In this upcoming **TfL review** we provide a self-contained
introduction to data valuation and investigate recent developments, its
strengths and weaknesses and how these methods are applied to problems of:

- Model interpretation and debugging.
- Model performance improvement.
- Batch active learning.
- Data source improvement.
- Sensitivity / robustness analysis.
- Compensation for data providers.

Rather than better models or more data, *good* data is very often they key to a
successful application of machine learning. Sophisticated models can only go so
far and, almost invariably for real business applications, improvements in data
acquisition, annotation and cleaning are a much better investment of resources
than implementing complex models. However, it has only been recently that
rigorous and useful notions of *value* for data have appeared in the ML
literature.

In a nutshell, **data valuation** is the task of assigning a number to each
element of a training set $D$ which reflects its contribution to the final
performance of a model trained on $D$. Note that this value is not an invariant
of the datum, but a function of three factors:

- The dataset $D$, or ideally, the distribution it was sampled from.
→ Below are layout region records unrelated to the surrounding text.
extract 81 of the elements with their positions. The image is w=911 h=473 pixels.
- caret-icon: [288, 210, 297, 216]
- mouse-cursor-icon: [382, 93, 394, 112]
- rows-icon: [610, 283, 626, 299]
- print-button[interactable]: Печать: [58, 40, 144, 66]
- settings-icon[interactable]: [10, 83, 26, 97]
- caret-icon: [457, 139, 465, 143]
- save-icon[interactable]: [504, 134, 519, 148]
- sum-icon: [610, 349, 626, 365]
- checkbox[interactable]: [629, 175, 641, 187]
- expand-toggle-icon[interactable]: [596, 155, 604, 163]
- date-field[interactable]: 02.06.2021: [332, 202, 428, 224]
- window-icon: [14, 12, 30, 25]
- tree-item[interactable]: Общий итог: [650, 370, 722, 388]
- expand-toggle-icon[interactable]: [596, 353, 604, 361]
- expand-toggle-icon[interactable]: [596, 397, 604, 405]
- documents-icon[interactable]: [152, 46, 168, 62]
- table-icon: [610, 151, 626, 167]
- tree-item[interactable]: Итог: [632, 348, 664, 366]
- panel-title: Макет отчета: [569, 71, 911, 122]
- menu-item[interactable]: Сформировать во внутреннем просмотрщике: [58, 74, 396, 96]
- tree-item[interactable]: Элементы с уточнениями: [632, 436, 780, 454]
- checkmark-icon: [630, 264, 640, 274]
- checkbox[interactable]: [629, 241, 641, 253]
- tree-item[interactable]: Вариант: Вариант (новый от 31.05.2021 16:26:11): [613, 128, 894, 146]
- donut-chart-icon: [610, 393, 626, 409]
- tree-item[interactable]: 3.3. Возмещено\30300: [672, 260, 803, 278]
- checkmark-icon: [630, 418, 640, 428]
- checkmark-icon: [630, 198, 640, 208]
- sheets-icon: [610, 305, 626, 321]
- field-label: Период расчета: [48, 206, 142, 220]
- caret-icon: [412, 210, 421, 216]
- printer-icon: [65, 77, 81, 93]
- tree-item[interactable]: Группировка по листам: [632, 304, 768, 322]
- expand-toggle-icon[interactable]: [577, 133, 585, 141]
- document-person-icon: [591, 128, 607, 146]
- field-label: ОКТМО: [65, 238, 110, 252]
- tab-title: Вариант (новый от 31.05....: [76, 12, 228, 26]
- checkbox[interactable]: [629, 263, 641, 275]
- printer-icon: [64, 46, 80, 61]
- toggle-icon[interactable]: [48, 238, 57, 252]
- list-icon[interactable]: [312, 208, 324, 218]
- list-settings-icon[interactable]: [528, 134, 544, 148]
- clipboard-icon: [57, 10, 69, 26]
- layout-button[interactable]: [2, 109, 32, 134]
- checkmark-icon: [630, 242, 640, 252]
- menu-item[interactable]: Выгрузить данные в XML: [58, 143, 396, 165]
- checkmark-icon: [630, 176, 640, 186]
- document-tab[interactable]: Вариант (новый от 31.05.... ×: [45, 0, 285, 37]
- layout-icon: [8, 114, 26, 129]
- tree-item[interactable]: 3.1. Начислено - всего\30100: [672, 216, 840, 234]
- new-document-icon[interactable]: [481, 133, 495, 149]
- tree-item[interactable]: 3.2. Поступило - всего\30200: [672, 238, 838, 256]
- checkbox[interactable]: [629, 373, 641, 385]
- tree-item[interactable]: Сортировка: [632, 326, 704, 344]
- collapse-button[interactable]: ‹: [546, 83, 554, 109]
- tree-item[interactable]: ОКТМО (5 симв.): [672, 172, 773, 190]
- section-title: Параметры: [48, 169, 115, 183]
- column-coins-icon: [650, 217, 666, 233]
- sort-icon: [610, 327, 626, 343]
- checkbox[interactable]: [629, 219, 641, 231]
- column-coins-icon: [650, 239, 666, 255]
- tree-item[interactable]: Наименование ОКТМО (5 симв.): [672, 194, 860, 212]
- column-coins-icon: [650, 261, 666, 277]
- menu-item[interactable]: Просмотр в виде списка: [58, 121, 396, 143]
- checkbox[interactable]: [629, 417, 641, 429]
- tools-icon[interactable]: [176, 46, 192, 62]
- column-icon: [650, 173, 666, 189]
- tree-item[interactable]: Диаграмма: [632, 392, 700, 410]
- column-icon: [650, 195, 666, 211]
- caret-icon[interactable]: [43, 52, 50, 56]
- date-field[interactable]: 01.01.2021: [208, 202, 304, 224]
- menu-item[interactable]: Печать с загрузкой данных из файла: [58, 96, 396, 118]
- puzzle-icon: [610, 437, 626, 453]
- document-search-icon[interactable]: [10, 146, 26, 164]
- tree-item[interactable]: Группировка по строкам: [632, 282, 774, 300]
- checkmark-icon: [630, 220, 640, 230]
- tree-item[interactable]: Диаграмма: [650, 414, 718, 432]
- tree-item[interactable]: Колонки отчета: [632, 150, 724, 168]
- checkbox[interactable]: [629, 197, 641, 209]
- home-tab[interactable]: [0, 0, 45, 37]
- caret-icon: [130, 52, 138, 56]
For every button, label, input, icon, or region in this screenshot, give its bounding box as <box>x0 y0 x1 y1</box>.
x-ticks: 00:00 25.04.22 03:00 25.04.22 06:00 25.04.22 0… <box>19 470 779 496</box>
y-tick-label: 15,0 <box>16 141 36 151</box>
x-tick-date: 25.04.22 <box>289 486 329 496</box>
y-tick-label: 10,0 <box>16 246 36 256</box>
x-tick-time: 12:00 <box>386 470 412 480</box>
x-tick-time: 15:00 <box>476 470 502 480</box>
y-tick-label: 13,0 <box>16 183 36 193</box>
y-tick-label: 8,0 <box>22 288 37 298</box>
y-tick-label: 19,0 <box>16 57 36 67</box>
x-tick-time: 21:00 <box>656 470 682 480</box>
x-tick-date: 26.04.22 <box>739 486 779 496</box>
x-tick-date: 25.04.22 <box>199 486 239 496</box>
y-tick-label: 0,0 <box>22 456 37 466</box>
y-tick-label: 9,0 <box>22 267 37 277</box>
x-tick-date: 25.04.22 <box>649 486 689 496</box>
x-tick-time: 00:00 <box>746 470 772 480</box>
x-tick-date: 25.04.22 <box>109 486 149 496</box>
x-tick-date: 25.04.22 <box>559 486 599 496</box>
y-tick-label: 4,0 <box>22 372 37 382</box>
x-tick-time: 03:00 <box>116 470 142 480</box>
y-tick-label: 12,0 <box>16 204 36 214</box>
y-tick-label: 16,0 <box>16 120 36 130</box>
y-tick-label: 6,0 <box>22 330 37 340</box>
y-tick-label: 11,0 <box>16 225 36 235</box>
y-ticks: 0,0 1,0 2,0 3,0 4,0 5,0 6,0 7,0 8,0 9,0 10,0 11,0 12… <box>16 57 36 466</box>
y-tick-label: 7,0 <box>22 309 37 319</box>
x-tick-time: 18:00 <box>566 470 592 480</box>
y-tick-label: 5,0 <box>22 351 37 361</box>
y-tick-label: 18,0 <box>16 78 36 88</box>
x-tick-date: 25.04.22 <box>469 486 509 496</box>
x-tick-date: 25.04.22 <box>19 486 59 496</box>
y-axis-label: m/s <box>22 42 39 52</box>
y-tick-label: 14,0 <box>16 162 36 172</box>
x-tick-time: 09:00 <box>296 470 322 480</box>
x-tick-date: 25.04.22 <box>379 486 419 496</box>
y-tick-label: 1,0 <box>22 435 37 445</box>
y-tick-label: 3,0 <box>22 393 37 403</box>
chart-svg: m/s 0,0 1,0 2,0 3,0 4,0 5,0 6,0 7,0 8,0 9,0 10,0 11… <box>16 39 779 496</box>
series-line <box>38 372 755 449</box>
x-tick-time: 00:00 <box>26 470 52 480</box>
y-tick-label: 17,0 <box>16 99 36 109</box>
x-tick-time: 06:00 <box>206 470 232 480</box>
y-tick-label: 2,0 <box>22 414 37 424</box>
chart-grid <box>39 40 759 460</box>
With this we mean that “value” would ideally be the (expected) contribution of a data point to any random set $D$ sampled from the same distribution.
- The algorithm $\mathcal{A}$ mapping the data $D$ to some estimator $f$ in a model class $\mathcal{F}$. E.g. MS E minimization to find the parameters of a linear model.
- The performance metric of interest for the problem. E.g. the $R^2$ score over a test set, or the MSE over a few data points.

A related, more local, concept is that of the *influence* that training samples
have on a test sample $z$. Roughly speaking, the **influence function**
reflects how much the loss for $z$ would change if training data are slightly
perturbed. A key feature is that it can be computed without retraining.

Unfortunately, most methods for data valuation have high computational cost, e.g. due to the need to compute second order derivatives or to a combinatorial explosion forcing to retrain the model a number of times exponential in the number of samples.